Cortisol/Estrogen Suppression Phases had helped to create the amazing monsters of the new era. Many of these monsters would not have been able to retain anywhere near the freak-status viewed today if not for the ability to arrest run-away catabolism and fat accumulation either naturally occurring or resulting from Action/Reaction Factors of chemical muscle enhancement.

The cycle calls for:
Day 1
180 mg of Trilostane/50-150mg of Proviron
Day 2
Nolvadex 30 MG and Proviron 50-150 MG

You run this for 22 days,one EOD.

Trilostane inhibits 3-beta hydroxysteroid dehydrogenase delta 5-4 isomerase and was never utilized longer than 28 days (2 on/2 off) or with any related prohormone substance dependent upon 3-BHSD since it also inhibited their conversion. But the stuff did do a great job on inhibiting cortisol. Obviously, Trilostane was taken in 60 mg divided daily dosages.
Due to Trilostane’s 3-beta inhibiting properties an “androgenic”-estrogen inhibitor such as Proviron or 4-OH Testosterone was utilized to elevate androgen levels daily, while 10 mg AM, 20 mg PM of Nolvadex suppressed estrogen activity with a 2 day on-2 day off protocol. When this protocol was utilized following a Max Androgen or AAS site injection phase, Frank began administration on the first day of the last active week of that phase.
By now, you are aware that this refers to the period when the AAS plasma level was ramping down. And that all Cortisol/Estrogen Suppression protocols have been successfully layered over any AAS cycle. But what about post-cycle feed-back loops? Simple: We began by the last week of activity.

You know what I think.

I can’t comment on that protocol but Retain and PS seems to do just fine for cortisol control and combining that with proviron makes gains very keepable. IMO ALR cycle outlines are very useful for someone looking to progress from cycle to cycle.

Wideguy- What do you dose your ps at? 800mg/day?

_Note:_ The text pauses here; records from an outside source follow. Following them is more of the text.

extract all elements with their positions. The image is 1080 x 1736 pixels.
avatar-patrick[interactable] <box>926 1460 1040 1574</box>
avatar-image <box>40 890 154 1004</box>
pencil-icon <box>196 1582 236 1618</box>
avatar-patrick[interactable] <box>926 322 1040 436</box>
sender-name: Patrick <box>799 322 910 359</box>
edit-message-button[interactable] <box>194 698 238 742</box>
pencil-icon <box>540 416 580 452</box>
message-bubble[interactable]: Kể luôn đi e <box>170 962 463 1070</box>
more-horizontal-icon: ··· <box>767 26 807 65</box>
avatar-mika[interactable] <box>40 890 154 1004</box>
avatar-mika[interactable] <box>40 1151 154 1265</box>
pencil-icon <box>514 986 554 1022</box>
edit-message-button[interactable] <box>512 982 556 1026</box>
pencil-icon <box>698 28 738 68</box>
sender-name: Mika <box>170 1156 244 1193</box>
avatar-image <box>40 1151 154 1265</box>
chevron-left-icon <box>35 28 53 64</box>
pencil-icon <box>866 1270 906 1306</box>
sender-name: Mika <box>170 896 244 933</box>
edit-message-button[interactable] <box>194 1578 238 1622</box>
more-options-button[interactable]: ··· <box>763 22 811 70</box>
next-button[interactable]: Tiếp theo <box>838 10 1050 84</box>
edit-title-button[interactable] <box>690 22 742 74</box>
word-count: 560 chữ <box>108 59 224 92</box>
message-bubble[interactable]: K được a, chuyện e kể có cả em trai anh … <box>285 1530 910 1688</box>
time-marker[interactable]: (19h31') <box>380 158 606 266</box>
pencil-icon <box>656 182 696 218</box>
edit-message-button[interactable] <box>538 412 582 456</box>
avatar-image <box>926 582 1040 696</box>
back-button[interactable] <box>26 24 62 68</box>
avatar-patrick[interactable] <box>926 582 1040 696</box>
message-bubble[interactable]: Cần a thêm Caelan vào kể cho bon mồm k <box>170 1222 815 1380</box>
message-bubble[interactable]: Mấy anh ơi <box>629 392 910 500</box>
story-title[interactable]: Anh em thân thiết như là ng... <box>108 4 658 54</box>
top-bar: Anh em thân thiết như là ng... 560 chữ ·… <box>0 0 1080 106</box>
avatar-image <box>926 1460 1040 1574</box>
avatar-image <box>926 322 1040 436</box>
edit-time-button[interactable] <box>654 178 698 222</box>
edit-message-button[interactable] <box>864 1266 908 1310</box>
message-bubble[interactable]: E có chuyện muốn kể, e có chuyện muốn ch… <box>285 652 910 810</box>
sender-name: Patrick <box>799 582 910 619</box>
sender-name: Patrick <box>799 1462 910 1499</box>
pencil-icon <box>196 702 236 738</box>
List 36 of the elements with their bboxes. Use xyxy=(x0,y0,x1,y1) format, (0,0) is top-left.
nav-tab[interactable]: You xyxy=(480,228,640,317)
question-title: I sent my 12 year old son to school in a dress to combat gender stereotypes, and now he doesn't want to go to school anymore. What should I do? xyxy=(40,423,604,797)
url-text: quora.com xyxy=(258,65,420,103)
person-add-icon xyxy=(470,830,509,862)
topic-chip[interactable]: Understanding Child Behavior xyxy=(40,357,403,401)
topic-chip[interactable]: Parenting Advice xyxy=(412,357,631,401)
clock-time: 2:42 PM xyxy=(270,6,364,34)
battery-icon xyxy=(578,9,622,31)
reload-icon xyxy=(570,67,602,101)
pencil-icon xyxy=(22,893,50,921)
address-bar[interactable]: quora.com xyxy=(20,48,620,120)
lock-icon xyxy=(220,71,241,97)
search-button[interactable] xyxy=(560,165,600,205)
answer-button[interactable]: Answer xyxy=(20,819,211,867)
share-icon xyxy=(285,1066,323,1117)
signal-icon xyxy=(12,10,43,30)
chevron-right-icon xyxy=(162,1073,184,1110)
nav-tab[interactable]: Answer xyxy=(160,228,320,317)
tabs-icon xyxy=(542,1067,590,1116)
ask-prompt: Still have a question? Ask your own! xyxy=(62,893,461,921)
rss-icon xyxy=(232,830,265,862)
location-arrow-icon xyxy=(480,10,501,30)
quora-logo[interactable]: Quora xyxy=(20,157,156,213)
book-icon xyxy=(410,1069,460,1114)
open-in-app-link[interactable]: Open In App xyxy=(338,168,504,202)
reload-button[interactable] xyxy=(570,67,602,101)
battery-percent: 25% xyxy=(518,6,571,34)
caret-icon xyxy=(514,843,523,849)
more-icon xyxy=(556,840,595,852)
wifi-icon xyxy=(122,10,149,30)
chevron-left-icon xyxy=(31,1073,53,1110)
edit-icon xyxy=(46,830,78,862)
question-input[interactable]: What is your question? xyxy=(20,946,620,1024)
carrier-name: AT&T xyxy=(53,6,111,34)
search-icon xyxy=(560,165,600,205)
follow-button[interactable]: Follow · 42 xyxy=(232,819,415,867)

600 to 1 gram. I start out high and taper down, imo combining it with lean extreme or retain dose more then enough in terms of cortisol control.



Thanks. Where do you get those products (Retain/PS) from?

I managed to get my hands on some Trilostane, Metraypone and Remeron and have a plan for a series of max androgen phases and C/E Phases. We’ll see how it all works out. I am a little concerned since inhibiing cortisol too much has sides w/ joints and other nasty things.